Mist.io and the Challenge of Multicloud Management

Sometimes, multicloud just happens. Some organizations might have, for example, applications running on Amazon Web Services in one department, while at the same time, while another may come to rely on Google Cloud or other cloud provider services.
How do you make them work under one unified architecture? The difficulties of multicloud management is the main topic of this latest episode of the New Stack Makers podcast, where we interview the CEO and co-founder of multicloud management platform provider Mist.io, Chris Psaltis. Hosted by TNS editor-in-chief Joab Jackson, Chris discussed the inherent difficulties and possible solutions for running operations across multiple cloud services, as well as how Mist.io can help.
Mist.io and the Challenge of Multicloud Management
The origin of Mist.io can be traced back to a decade or so ago when Psaltis was co-running an IT consulting business specialized in web applications on top of open source projects. “At some point, our customers started adopting the cloud — they were from all over the place, in Australia, the U.S., the EU. Some customers were using AWS, running on AWS and some people were running in colocation environments or had infrastructure on-prem,” Psaltis said. “It was really hard for us to manage all this heterogeneous infrastructure. That’s how we started building Mist.io when. Flash forward several years later, and we’re still building stuff.”
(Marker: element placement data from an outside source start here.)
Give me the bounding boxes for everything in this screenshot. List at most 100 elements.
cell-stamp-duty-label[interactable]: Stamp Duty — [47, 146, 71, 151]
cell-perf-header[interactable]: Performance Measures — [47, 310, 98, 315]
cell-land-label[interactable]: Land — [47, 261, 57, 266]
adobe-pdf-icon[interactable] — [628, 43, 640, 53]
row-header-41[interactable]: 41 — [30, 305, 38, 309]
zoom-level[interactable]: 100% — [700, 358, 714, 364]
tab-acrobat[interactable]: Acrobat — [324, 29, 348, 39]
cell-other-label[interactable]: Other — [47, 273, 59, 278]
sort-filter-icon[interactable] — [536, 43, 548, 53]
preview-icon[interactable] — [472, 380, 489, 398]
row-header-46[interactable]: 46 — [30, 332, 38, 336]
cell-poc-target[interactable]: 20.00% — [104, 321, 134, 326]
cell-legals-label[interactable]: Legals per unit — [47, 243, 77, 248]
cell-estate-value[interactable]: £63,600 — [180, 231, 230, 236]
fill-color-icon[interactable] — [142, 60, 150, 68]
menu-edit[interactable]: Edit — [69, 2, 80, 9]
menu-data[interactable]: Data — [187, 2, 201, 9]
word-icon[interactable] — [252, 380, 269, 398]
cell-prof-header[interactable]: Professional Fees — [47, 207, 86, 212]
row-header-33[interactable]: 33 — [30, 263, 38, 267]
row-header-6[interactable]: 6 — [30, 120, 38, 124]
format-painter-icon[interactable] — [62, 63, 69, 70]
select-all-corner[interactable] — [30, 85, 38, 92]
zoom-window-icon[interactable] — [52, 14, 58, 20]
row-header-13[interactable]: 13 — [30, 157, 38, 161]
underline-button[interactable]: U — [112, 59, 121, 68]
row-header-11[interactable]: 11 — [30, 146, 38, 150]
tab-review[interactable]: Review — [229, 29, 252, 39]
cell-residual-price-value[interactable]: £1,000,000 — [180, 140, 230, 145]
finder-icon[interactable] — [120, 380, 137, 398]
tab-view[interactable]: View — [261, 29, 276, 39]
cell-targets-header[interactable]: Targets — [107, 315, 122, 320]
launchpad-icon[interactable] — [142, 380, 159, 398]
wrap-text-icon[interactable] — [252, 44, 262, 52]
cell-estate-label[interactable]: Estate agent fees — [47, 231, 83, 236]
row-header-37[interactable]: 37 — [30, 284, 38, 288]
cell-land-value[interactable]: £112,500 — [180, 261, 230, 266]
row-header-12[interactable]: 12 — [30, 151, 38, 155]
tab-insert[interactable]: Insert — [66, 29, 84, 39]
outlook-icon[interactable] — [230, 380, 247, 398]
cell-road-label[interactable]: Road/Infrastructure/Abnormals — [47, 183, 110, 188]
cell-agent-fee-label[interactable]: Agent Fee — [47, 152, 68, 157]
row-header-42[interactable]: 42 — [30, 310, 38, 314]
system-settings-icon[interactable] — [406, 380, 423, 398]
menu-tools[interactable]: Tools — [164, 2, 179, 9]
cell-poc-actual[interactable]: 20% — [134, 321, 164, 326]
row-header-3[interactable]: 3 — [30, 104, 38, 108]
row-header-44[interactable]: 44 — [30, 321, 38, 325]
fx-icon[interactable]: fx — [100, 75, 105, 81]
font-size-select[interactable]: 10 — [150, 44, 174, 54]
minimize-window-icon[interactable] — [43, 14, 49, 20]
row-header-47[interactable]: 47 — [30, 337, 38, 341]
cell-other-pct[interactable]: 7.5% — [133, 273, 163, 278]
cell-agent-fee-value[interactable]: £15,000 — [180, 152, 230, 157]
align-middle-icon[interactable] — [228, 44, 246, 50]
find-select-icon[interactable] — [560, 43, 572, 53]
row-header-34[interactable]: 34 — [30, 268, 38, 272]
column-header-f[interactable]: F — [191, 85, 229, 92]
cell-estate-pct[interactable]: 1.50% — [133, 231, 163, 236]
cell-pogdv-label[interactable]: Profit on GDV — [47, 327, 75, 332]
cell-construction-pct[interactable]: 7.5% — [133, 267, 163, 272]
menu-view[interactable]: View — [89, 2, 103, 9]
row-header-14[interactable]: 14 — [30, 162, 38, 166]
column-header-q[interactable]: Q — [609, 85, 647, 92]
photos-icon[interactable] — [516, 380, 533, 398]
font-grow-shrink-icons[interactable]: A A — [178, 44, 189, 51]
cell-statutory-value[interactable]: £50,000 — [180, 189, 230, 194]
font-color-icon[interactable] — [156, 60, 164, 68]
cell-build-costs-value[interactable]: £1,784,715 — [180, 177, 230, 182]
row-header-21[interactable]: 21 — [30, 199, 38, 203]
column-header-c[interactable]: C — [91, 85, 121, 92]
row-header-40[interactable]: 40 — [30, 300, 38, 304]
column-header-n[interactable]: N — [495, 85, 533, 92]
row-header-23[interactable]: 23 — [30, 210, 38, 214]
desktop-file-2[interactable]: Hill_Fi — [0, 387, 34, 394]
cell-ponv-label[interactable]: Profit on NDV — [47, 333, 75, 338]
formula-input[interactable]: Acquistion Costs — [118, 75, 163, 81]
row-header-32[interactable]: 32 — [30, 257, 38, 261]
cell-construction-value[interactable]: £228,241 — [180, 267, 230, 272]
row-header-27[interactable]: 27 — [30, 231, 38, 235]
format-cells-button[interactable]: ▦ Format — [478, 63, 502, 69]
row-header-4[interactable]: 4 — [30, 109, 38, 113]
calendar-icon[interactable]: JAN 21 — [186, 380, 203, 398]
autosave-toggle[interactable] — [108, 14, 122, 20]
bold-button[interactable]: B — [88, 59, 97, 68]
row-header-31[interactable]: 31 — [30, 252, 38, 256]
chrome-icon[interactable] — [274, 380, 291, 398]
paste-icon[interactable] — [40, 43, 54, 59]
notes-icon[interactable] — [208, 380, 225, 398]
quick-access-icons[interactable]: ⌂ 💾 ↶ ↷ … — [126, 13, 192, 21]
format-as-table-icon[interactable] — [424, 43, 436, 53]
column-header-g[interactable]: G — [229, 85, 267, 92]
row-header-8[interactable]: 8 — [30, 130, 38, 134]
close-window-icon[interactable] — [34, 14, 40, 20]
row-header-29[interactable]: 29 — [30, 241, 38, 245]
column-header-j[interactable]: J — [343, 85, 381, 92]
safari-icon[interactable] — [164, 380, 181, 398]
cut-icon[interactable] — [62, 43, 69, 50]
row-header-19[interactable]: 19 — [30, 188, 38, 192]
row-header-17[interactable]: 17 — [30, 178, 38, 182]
Already, managing a single cloud environment can be challenging, so managing multiclouds becomes that much more complex. There are similarities between public clouds “but still it’s not the same.” When adding more platforms to the mix such as private clouds, hypervisor infrastructure for bare metal and containers or Kubernetes, “things go out of control,” Psaltis said.
“The complexity is so much that it becomes very hard to do even simple stuff like tracking a single VM,” Psaltis said. “The complexity causes all sorts of problems, starting with visibility, but also, it slows down teams making it very hard to know who has access to what and what type of controls are in place.”
“Multicloud is usually a result of M&A or for historical reasons, such as when new generations of infrastructure and clouds are introduced but old ones are not deprecated, or it could be for legal reasons,” Psaltis said. “They need to run a certain operation on a specific jurisdiction for example, but only lately we’ve seen organizations being more conscious about multicloud and pursuing it more formally in order to achieve better business outcomes.”